Planned Parenthood Association of Utah took down its “CTR” condoms photo after receiving negative feedback on its Facebook page.
Initially, the photo was posted on Monday and was taken down after causing controversy. However, they posted the photo back on their page on Tuesday hoping to create conversation, but deleted it once again.
The reproductive health organization stated the following on its page after deciding to delete the photo on Tuesday:
“PPAU has designed a special run of CTR condoms to give away at the 2016 Salt Lake Summer Symposium of Sunstone Magazine. Our intent was never to offend, but to use the idea of “choosing the right” to spark open, honest conversations about sexual health and contraception. We strive to be sensitive to our community and after listening to feedback, we have decided to remove the photo from our Facebook page.”

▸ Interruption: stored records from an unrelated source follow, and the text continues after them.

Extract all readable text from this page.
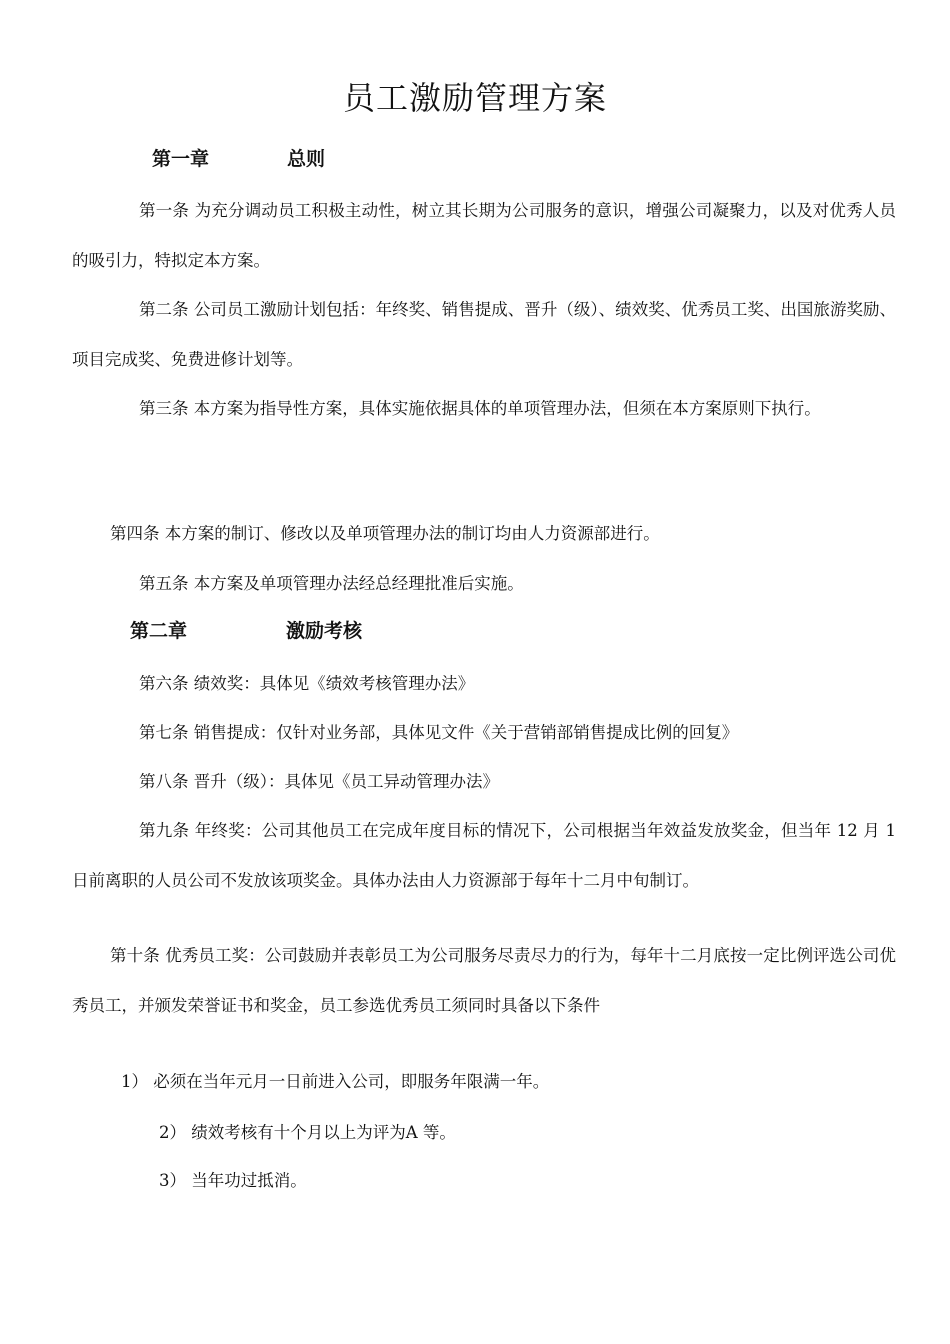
员工激励管理方案
第一章	总则
第一条 为充分调动员工积极主动性，树立其长期为公司服务的意识，增强公司凝聚力，以及对优秀人员的吸引力，特拟定本方案。
第二条 公司员工激励计划包括：年终奖、销售提成、晋升（级）、绩效奖、优秀员工奖、出国旅游奖励、项目完成奖、免费进修计划等。
第三条 本方案为指导性方案，具体实施依据具体的单项管理办法，但须在本方案原则下执行。
第四条 本方案的制订、修改以及单项管理办法的制订均由人力资源部进行。
第五条 本方案及单项管理办法经总经理批准后实施。
第二章	激励考核
第六条 绩效奖：具体见《绩效考核管理办法》
第七条 销售提成：仅针对业务部，具体见文件《关于营销部销售提成比例的回复》
第八条 晋升（级）：具体见《员工异动管理办法》
第九条 年终奖：公司其他员工在完成年度目标的情况下，公司根据当年效益发放奖金，但当年 12 月 1 日前离职的人员公司不发放该项奖金。具体办法由人力资源部于每年十二月中旬制订。
第十条 优秀员工奖：公司鼓励并表彰员工为公司服务尽责尽力的行为，每年十二月底按一定比例评选公司优秀员工，并颁发荣誉证书和奖金，员工参选优秀员工须同时具备以下条件
1） 必须在当年元月一日前进入公司，即服务年限满一年。
2） 绩效考核有十个月以上为评为A 等。
3） 当年功过抵消。
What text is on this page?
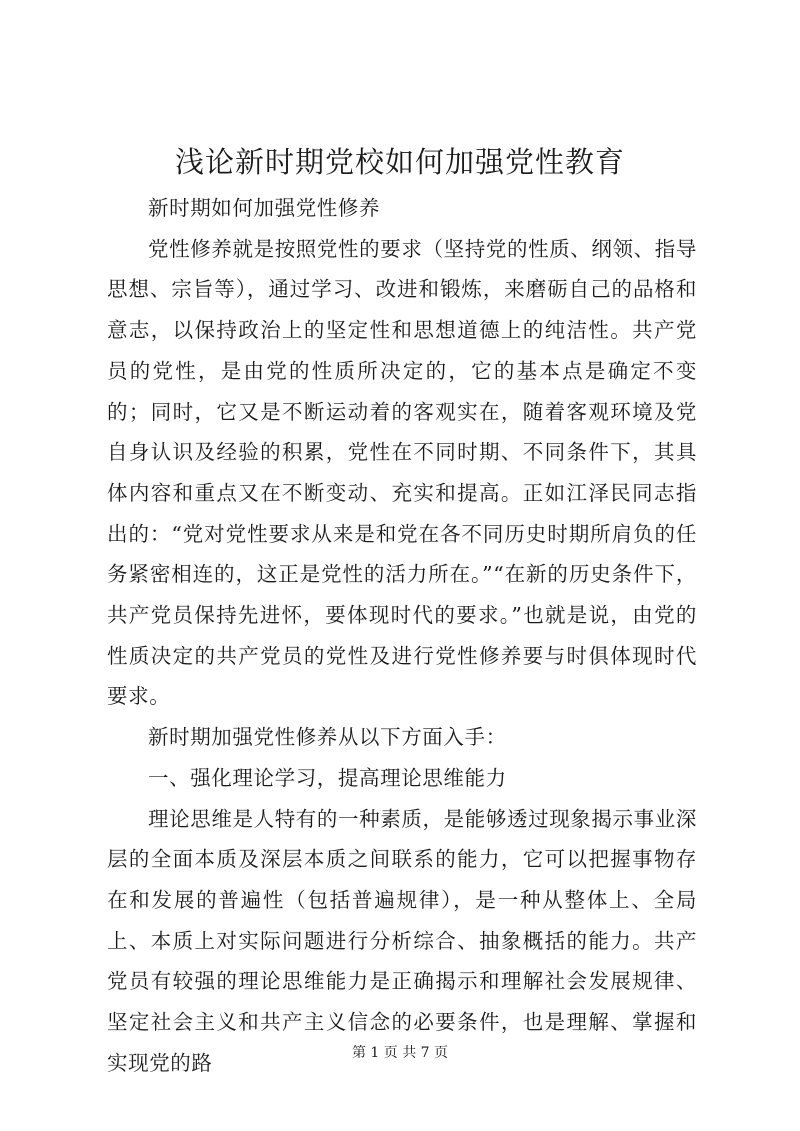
浅论新时期党校如何加强党性教育

新时期如何加强党性修养

党性修养就是按照党性的要求（坚持党的性质、纲领、指导思想、宗旨等），通过学习、改进和锻炼，来磨砺自己的品格和意志，以保持政治上的坚定性和思想道德上的纯洁性。共产党员的党性，是由党的性质所决定的，它的基本点是确定不变的；同时，它又是不断运动着的客观实在，随着客观环境及党自身认识及经验的积累，党性在不同时期、不同条件下，其具体内容和重点又在不断变动、充实和提高。正如江泽民同志指出的：“党对党性要求从来是和党在各不同历史时期所肩负的任务紧密相连的，这正是党性的活力所在。”“在新的历史条件下，共产党员保持先进怀，要体现时代的要求。”也就是说，由党的性质决定的共产党员的党性及进行党性修养要与时俱体现时代要求。

新时期加强党性修养从以下方面入手：

一、强化理论学习，提高理论思维能力

理论思维是人特有的一种素质，是能够透过现象揭示事业深层的全面本质及深层本质之间联系的能力，它可以把握事物存在和发展的普遍性（包括普遍规律），是一种从整体上、全局上、本质上对实际问题进行分析综合、抽象概括的能力。共产党员有较强的理论思维能力是正确揭示和理解社会发展规律、坚定社会主义和共产主义信念的必要条件，也是理解、掌握和实现党的路	第 1 页 共 7 页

The organization also said, “While we acknowledge that this tongue-in-cheek messaging does not appeal to all audiences, Planned Parenthood often uses humor as a rhetorical device to spark open, honest conversations about sex.”
Planned Parenthood Association of Utah designed a pink shield with the letters “CTR” on its condom packages without the permission of the Church.
“CTR” means “choose the right” and is an important part of the Church’s program, especially for children, striving to help them make good choices. It is also a reference to the LDS hymn “Choose the Right” and Primary children are given rings with a green shield with the letters “CTR” inscribed on it.
Kristen Howey, Church spokeswoman, did not comment on the issue other than to say that “CTR” is a registered trademark owned by the Church and its affiliated organizations.
According to KSL.com, Randall Bateman, a registered patent attorney explained, “If some percentage of the population would see that and think, ‘Oh, these are somehow sponsored by the LDS Church or approved by the LDS Church, then that would be trademark infringement.”
Only Karrie Galloway, president of Planned Parenthood Association of Utah, could comment further, but was not available.